Protect Javascript Code From Copying by AJAX Method

In this mini tutorial I will introduce to all of you a method I am using to protect javascript code from copying in my commercial plugins. I do not guarentee this method will protect javascript 100% but it will be better than do nothing.

This method is very simple. I have just combined AJAX method with little server-side script to prevent visitors access javascript file directly.

Now I will use a simple example to explain my idea. Look at a simple HTML page below:

<!DOCTYPE html>
<html>
<head>
<meta http-equiv="Content-Type" content="text/html; charset=utf-8" />
<title>Demo of Protecting Javascript Code From Copying</title>

<!-- jQuery Library 1.8.3 -->
<script type="text/javascript" src="js/jquery/jquery.min.183.js"></script>

<script type="text/javascript">

$(document).ready(function(e) {    
  function MyJSFunction() {
    alert("This is a commercial script, you can not copy this!");
  }	
  // Show Alert
  MyJSFunction();	
});
</script>
</head>

<body> 
  Demo of Protecting Javascript Code From Copying.
</body>
</html>

 

In the page I have a javascript function ( MyJSFucntion ) that I do not want visitors view it.

When visitors access the page they will see an alert message.
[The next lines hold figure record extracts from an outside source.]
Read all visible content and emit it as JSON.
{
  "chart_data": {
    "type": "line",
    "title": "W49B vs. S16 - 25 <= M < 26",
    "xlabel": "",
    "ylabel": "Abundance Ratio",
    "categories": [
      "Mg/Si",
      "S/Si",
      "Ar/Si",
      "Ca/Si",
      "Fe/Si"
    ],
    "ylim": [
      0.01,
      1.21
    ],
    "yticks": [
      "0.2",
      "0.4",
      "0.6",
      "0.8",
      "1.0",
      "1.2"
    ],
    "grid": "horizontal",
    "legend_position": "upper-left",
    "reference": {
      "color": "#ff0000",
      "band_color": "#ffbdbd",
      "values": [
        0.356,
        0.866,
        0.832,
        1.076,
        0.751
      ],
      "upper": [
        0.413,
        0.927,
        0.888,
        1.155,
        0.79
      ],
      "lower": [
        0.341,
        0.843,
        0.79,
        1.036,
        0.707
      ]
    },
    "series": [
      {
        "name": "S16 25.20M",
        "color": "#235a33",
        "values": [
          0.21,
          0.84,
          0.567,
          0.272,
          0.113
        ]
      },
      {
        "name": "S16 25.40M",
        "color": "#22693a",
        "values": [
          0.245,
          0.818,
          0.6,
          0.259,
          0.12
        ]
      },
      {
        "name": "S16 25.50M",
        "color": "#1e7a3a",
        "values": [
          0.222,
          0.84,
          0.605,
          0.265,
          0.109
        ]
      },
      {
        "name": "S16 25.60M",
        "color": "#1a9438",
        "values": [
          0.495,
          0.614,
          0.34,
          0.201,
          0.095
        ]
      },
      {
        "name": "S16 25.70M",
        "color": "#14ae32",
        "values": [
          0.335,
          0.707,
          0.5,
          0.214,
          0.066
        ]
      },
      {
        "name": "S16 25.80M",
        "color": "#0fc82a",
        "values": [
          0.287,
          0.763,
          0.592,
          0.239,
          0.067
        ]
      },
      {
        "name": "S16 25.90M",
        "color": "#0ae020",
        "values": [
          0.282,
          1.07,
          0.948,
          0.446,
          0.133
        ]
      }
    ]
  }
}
Then visitors want to see the javascript code that is used to trigger the alert message so they will use “view page source” or “inspect element” or “firebug” feature of their browsers to view source code and client-side script.

 

 

How can I protect javascript code?

Because I do not want anyone see my javascript code so I will put the javascript code into a php file ( js.php ) then I use AJAX method to load the php file.

js.php content:

<script type="text/javascript">
function MyJSFunction() {
  alert("This is a commercial script, you can not copy this!");
}	
// Show Alert
MyJSFunction();	
</script>

AJAX code to load js.php file in “js/” folder ( for simple I use jQuery ):

<script type="text/javascript">
$(window).load(function() {
  $.ajax({
    url: 'js/js.php',
    type:'POST',
    cache: false,
    success: function(data){
      if(data){
        $('body').append(data);
      }
    }
  }); 
})
</script>

 

Now, when visitors view source code of the page they will not see the javascript code that I put in the js.php file. However, I will not stop at here because some experient visitors may be know the link of js.php file and they can access the file directly then they will see the javascript that I want to protect.

To protect javascript code when visitors access php file directly I use a simple validating method to check referer link. If the referer link is the index page I will allow them to access the javascript code otherwise I will show them another content.

Final js.php file:

<?php
  $referer = $_SERVER['HTTP_REFERER'];
  // Check URL
  if ( $referer=='http://demo.siterepo.com/free/sonhlab-protect-javascript/demo.php' ) {
?>

<script type="text/javascript">
function MyJSFunction() {
  alert("This is a commercial script, you can not copy this!");
}	
// Show Alert
MyJSFunction();	
</script>

<?php }
// If strange url
else { ?>
    Sorry! You can not see this content. Please go to <a href="http://sonhlab.com">SONHLAB.com</a> to see it.<br />
<?php } ?>

Final index page ( demo.php ):

<!DOCTYPE html>
<html>
<head>
<meta http-equiv="Content-Type" content="text/html; charset=utf-8" />
<title>Demo of Protecting Javascript Code From Copying</title>

<!-- jQuery Library 1.8.3 -->
<script type="text/javascript" src="js/jquery/jquery.min.183.js"></script>

<script type="text/javascript">
$(window).load(function() {
  $.ajax({
    url: 'js/js.php',
    type:'POST',
    cache: false,
    success: function(data){
      if(data){
        $('body').append(data);
      }
    }
  }); 
})
</script>
</head>

<body>
  Demo of Protecting Javascript Code From Copying.
</body>
</html>

 

Finally, the work is completed. Now visitors will not see my javascript code that I want to hide.

Hope this mini tutorial will be useful for you in security mission. If you want a demo code you can download the demo file I included in this tutorial.

 

 

 

Note: In this tutorial I just use a simple validating method to explain to you how to use AJAX to protect javascript code. In real use you may need to combine more validating methods and minify/compress your javascript code for more security.